Line 317 Figure 1 (gp120) and Line 320 (Gp120): change gp120 to gp130

 

Response: We have made these changes

Round 2

Reviewer 1 Report

1. The authors have undertaken a fairly extensive modification of the manuscript, taking to account most of my comments. I think a specific brief summary of each section would be good, saying what your 1-2 main take-home messages are. 

2. Lines 161-66: the authors seem reluctant to use the word "remodelling" as fundamental to respiratory disease processes; but would fit in well after "repair and regeneration" which do not of course cause dysfunction. Later TGF and EMT get mentioned (L334) but their central importance in fibrotic disease states in the lung, secondary to epithelial activation,  should not be so marginalised.  This would also fit well into the last sentence of the Conclusions.

3. Line 36: should read "regarded as playing" , and might well be excised.

nil more

Author Response

Reviewer 1:

  1. The authors have undertaken a fairly extensive modification of the manuscript, taking to account most of my comments. I think a specific brief summary of each section would be good, saying what your 1-2 main take-home messages are.

Response: We have added brief summary sentences to several sections. Please see the track changes in the sections needing a summary sentence

 

  1. Lines 161-66: the authors seem reluctant to use the word "remodelling" as fundamental to respiratory disease processes; but would fit in well after "repair and regeneration" which do not of course cause dysfunction.
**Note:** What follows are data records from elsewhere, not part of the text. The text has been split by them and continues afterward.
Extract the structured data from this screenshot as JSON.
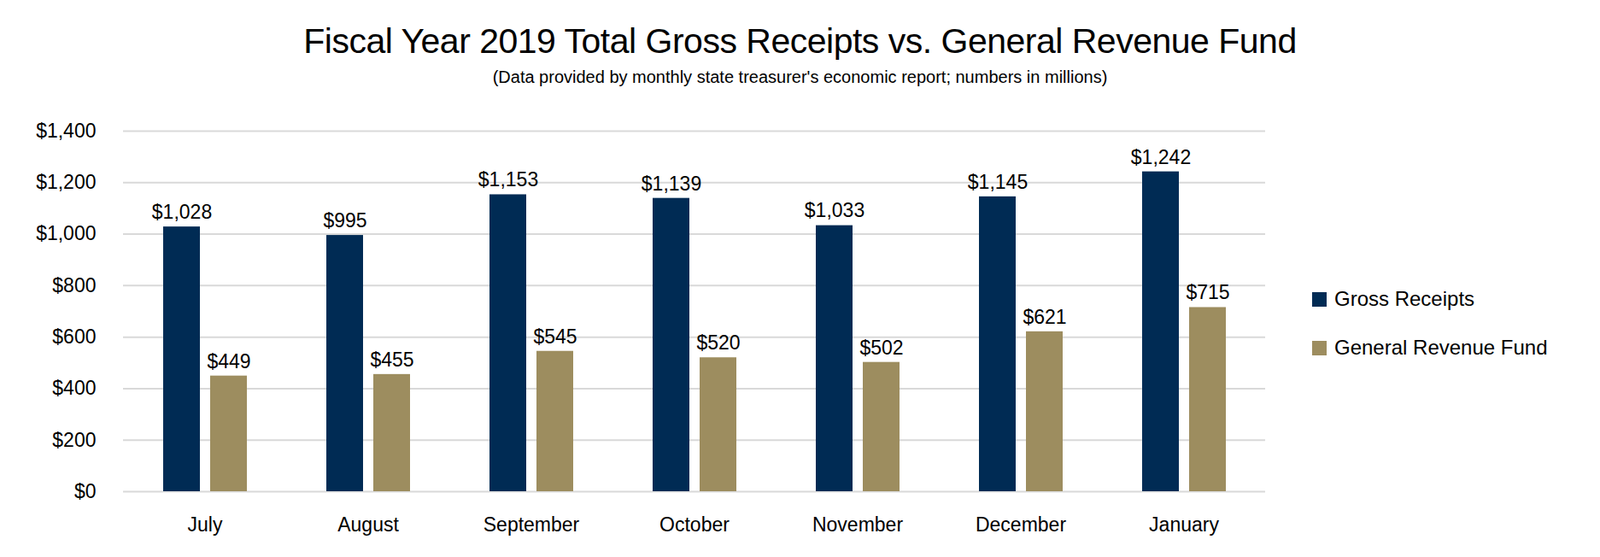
{
  "chart_data": {
    "type": "bar",
    "title": "Fiscal Year 2019 Total Gross Receipts vs. General Revenue Fund",
    "subtitle": "(Data provided by monthly state treasurer's economic report; numbers in millions)",
    "categories": [
      "July",
      "August",
      "September",
      "October",
      "November",
      "December",
      "January"
    ],
    "series": [
      {
        "name": "Gross Receipts",
        "color": "#002b54",
        "values": [
          1028,
          995,
          1153,
          1139,
          1033,
          1145,
          1242
        ],
        "value_labels": [
          "$1,028",
          "$995",
          "$1,153",
          "$1,139",
          "$1,033",
          "$1,145",
          "$1,242"
        ]
      },
      {
        "name": "General Revenue Fund",
        "color": "#9d8d5f",
        "values": [
          449,
          455,
          545,
          520,
          502,
          621,
          715
        ],
        "value_labels": [
          "$449",
          "$455",
          "$545",
          "$520",
          "$502",
          "$621",
          "$715"
        ]
      }
    ],
    "ylim": [
      0,
      1400
    ],
    "yticks": [
      {
        "value": 0,
        "label": "$0"
      },
      {
        "value": 200,
        "label": "$200"
      },
      {
        "value": 400,
        "label": "$400"
      },
      {
        "value": 600,
        "label": "$600"
      },
      {
        "value": 800,
        "label": "$800"
      },
      {
        "value": 1000,
        "label": "$1,000"
      },
      {
        "value": 1200,
        "label": "$1,200"
      },
      {
        "value": 1400,
        "label": "$1,400"
      }
    ],
    "grid": true,
    "legend": "right",
    "data_labels": true
  }
}
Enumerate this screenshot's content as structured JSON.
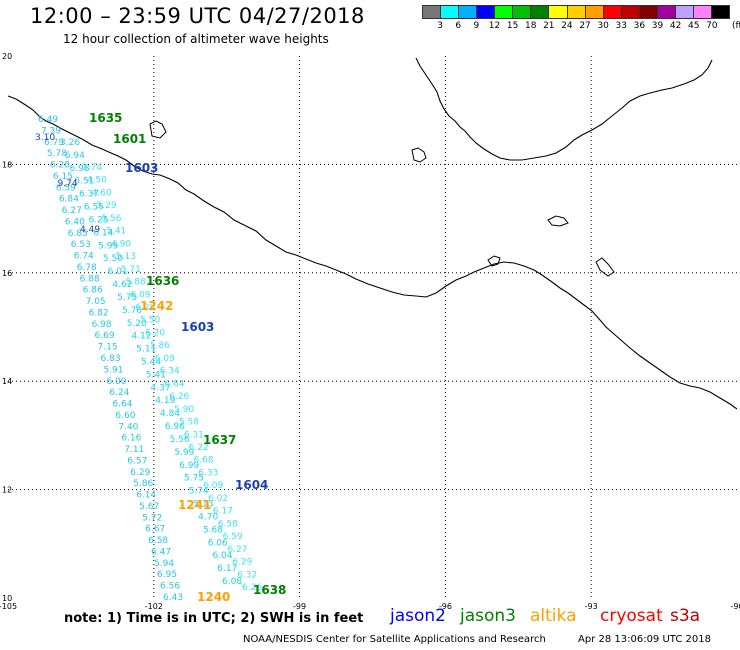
{
  "header": {
    "title": "12:00 – 23:59 UTC 04/27/2018",
    "subtitle": "12 hour collection of altimeter wave heights"
  },
  "colorbar": {
    "unit_label": "(ft)",
    "bins": [
      {
        "label": "3",
        "color": "#777777"
      },
      {
        "label": "6",
        "color": "#00ffff"
      },
      {
        "label": "9",
        "color": "#00b0ff"
      },
      {
        "label": "12",
        "color": "#0000ff"
      },
      {
        "label": "15",
        "color": "#00ff00"
      },
      {
        "label": "18",
        "color": "#00c000"
      },
      {
        "label": "21",
        "color": "#008000"
      },
      {
        "label": "24",
        "color": "#ffff00"
      },
      {
        "label": "27",
        "color": "#ffd000"
      },
      {
        "label": "30",
        "color": "#ffa000"
      },
      {
        "label": "33",
        "color": "#ff0000"
      },
      {
        "label": "36",
        "color": "#c00000"
      },
      {
        "label": "39",
        "color": "#800000"
      },
      {
        "label": "42",
        "color": "#a000a0"
      },
      {
        "label": "45",
        "color": "#c0a0ff"
      },
      {
        "label": "70",
        "color": "#ff80ff"
      },
      {
        "label": "",
        "color": "#000000"
      }
    ]
  },
  "map": {
    "lon_labels": [
      "-105",
      "-102",
      "-99",
      "-96",
      "-93",
      "-90"
    ],
    "lat_labels": [
      "10",
      "12",
      "14",
      "16",
      "18",
      "20"
    ],
    "time_labels": [
      {
        "text": "1635",
        "color": "#008000"
      },
      {
        "text": "1601",
        "color": "#008000"
      },
      {
        "text": "1603",
        "color": "#1a3fb0"
      },
      {
        "text": "1636",
        "color": "#008000"
      },
      {
        "text": "1242",
        "color": "#ffa000"
      },
      {
        "text": "1603",
        "color": "#1a3fb0"
      },
      {
        "text": "1637",
        "color": "#008000"
      },
      {
        "text": "1604",
        "color": "#1a3fb0"
      },
      {
        "text": "1241",
        "color": "#ffa000"
      },
      {
        "text": "1638",
        "color": "#008000"
      },
      {
        "text": "1240",
        "color": "#ffa000"
      }
    ],
    "track_left_values": [
      "6.49",
      "7.39",
      "6.79",
      "5.78",
      "6.28",
      "6.15",
      "6.59",
      "6.84",
      "6.27",
      "6.40",
      "6.85",
      "6.53",
      "6.74",
      "6.78",
      "6.88",
      "6.86",
      "7.05",
      "6.82",
      "6.98",
      "6.69",
      "7.15",
      "6.83",
      "5.91",
      "6.00",
      "6.24",
      "6.64",
      "6.60",
      "7.40",
      "6.16",
      "7.11",
      "6.57",
      "6.29",
      "5.86",
      "6.14",
      "5.67",
      "5.72",
      "6.67",
      "6.58",
      "6.47",
      "5.94",
      "6.95",
      "6.56",
      "6.43"
    ],
    "track_mid_values": [
      "3.26",
      "6.94",
      "6.98",
      "6.51",
      "6.37",
      "6.55",
      "6.25",
      "6.14",
      "5.99",
      "5.50",
      "6.01",
      "4.62",
      "5.75",
      "5.76",
      "5.20",
      "4.12",
      "5.11",
      "5.44",
      "5.41",
      "4.37",
      "4.19",
      "4.84",
      "6.96",
      "5.56",
      "5.99",
      "6.99",
      "5.75",
      "5.74",
      "5.13",
      "4.70",
      "5.68",
      "6.06",
      "6.04",
      "6.17",
      "6.08"
    ],
    "track_right_values": [
      "3.74",
      "4.50",
      "4.60",
      "5.29",
      "5.56",
      "5.41",
      "4.90",
      "5.13",
      "5.71",
      "5.88",
      "6.09",
      "6.28",
      "5.50",
      "6.20",
      "5.86",
      "6.09",
      "6.34",
      "6.64",
      "6.26",
      "5.90",
      "5.58",
      "6.31",
      "6.22",
      "6.68",
      "6.33",
      "6.09",
      "6.02",
      "6.17",
      "6.58",
      "6.59",
      "6.27",
      "6.29",
      "6.32",
      "6.26"
    ],
    "jason2_mid_values": [
      "3.10",
      "9.74",
      "4.49"
    ]
  },
  "legend": {
    "note": "note: 1) Time is in UTC; 2) SWH is in feet",
    "satellites": [
      {
        "name": "jason2",
        "color": "#0000ff"
      },
      {
        "name": "jason3",
        "color": "#008000"
      },
      {
        "name": "altika",
        "color": "#ffa000"
      },
      {
        "name": "cryosat",
        "color": "#ff0000"
      },
      {
        "name": "s3a",
        "color": "#c00000"
      }
    ]
  },
  "footer": {
    "credit": "NOAA/NESDIS Center for Satellite Applications and Research",
    "timestamp": "Apr 28 13:06:09 UTC 2018"
  }
}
Later TGF and EMT get mentioned (L334) but their central importance in fibrotic disease states in the lung, secondary to epithelial activation, should not be so marginalised. This would also fit well into the last sentence of the Conclusions.

Response: We have made changes to address these suggestions. We are not reluctant to use these terms for lung diseases but the exact role of LIF in tissue remodeling and TGFbeta/EMT signaling in the lungs is not clear. As this is a LIF focus manuscript, we want to keep (as much as possible) the known LIF responses in lung diseases, rather than a review of possible players in lung diseases or only fibrotic disease states. Successful repair and regeneration do not cause lung dysfunction but we must also be mindful that remodeling associated with lung disease is linked to dysfunctional repair and regeneration. Also, we previously expanded on TGF beta and EMT in the last version of the manuscript in the NSCLC section and we did mention the importance of it in other pulmonary diseases (lines 280-285).

Please also see lines 104-106, 167-170, 228-230, 282, and 475-476.

 

  1. Line 36: should read "regarded as playing" , and might well be excised.

Response: We have made this change. Please see line 37.